What I should be writing about was our fascinating camping experience. But, you can only tell a leaking air mattress story so many times without getting tired of telling it...

But, as part of our fascinating camping experience, we went to a Sertoma event at the Holiday Travel Park campground. They should call it Drunkapalooza, but inexplicably they do not. If I were in charge of the naming, that would definitely be a contender! It was an all-day, all-you-can-eat, all-you-can-drink affair. That's right -- all you can DRINK. Good stuff, too -- thank you very much.

So, during the fest I drunkenly befriended a cool chick and we exchanged phone numbers. And here is where my blog theme comes in... Friend dating.

Now that I am a "grown up", opportunities to meet new friends and bond with them do not come up as often as when I was younger and in school. When I meet someone that I like and want to hang out with, I tend to pursue that friendship vigorously. There's not a lot of people that even pass the initial Heather test, so when someone does I really want to try to keep hanging out with them.

But, just like dating you don't want to be too intense, you don't want to chase too hard. I don't want to seem "too eager." So, I called and we chatted briefly and that was about it. I'll probably call again, but don't want to cross that line.

And then what to do if it doesn't work out? Recently, had a situation with another friend where basically stopped hearing from her. Asked if there was a problem and no response until 2 weeks later when she said that she had been busy and then it had been so long that she didn't want to call because she figured I would be mad at her for not showing up at something, blah blah blah. I'm sorry, but that's just lame. It's the friend equivalent of she's "just not that into me." If you want to be friends, then you make time to call, you make time to send a one-liner email that you've been busy, blah blah blah. So, I copped the most popular phrase of the last year and declared that she was "just not that in to me."

These two situations juxtaposed really have made me feel again that meeting new friends is like dating. I feel silly saying it, but it's true -- you have to date people to get to know them and what they're about to see if you want to hang out with them and invite them into your home and your social circle. And there are those times where I am frankly just not that into someone and maybe they are that into me and then what to do?

Why do I feel like friendship is all or nothing??

Well, I know why, actually. So do you if you've been reading all along... I can't figure out how to track back but I do all kinds of posts about how great my friends are. Look, y'all -- I can only throw roses at your feet but so much!

Anyways... Becoming friends with someone is truly like dating. You have all the get to know you crap and then it's time to decide if you're going to show them your dustbunnies and your bongs or what. And, just like dating, when you have that bad experience with the friend who is just not that in to you, it's hard to get back in the saddle and start cultivating new friendships. Because who has time for all that work??

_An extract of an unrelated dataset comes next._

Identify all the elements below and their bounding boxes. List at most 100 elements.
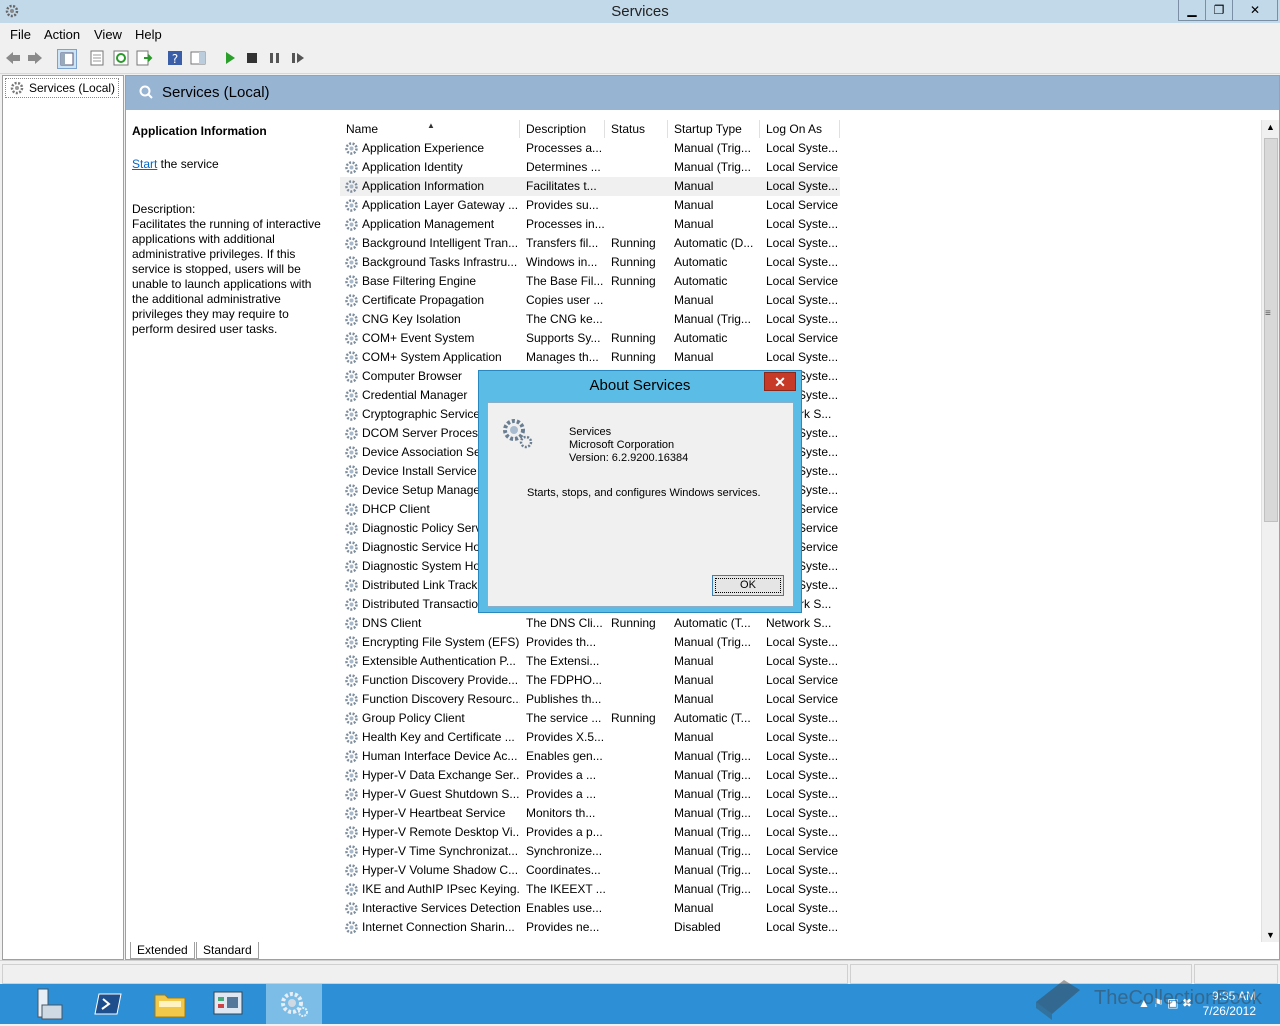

So lastly -- friend who is just not that into me, if you are out there and you're still reading this blog (but, if you're not that into me, why would you be reading this blog??) -- I know that it seems as if I am harping on this point, on this phrase, but it is really just because I am feeling clever for comparing it to our situation. I know that I have always been the "tough love" giver in our friendship, and shit who wants to listen to that crap? Honestly, my tough love has always been about not wanting to see people that I care about get hurt or manipulated or used or abused in any ways -- especially if there is anything in my power that I can do to stop it. I know that I come across as a bully, but I hope that you never felt like you couldn't talk to me because of that. Some people charge for that kind of shit, swear!

New friends, old friends, it's a long trip we're on. Can't wait to see who I meet along the way and where it's all going. Grab yourself a Full Heather Jacket and join the club.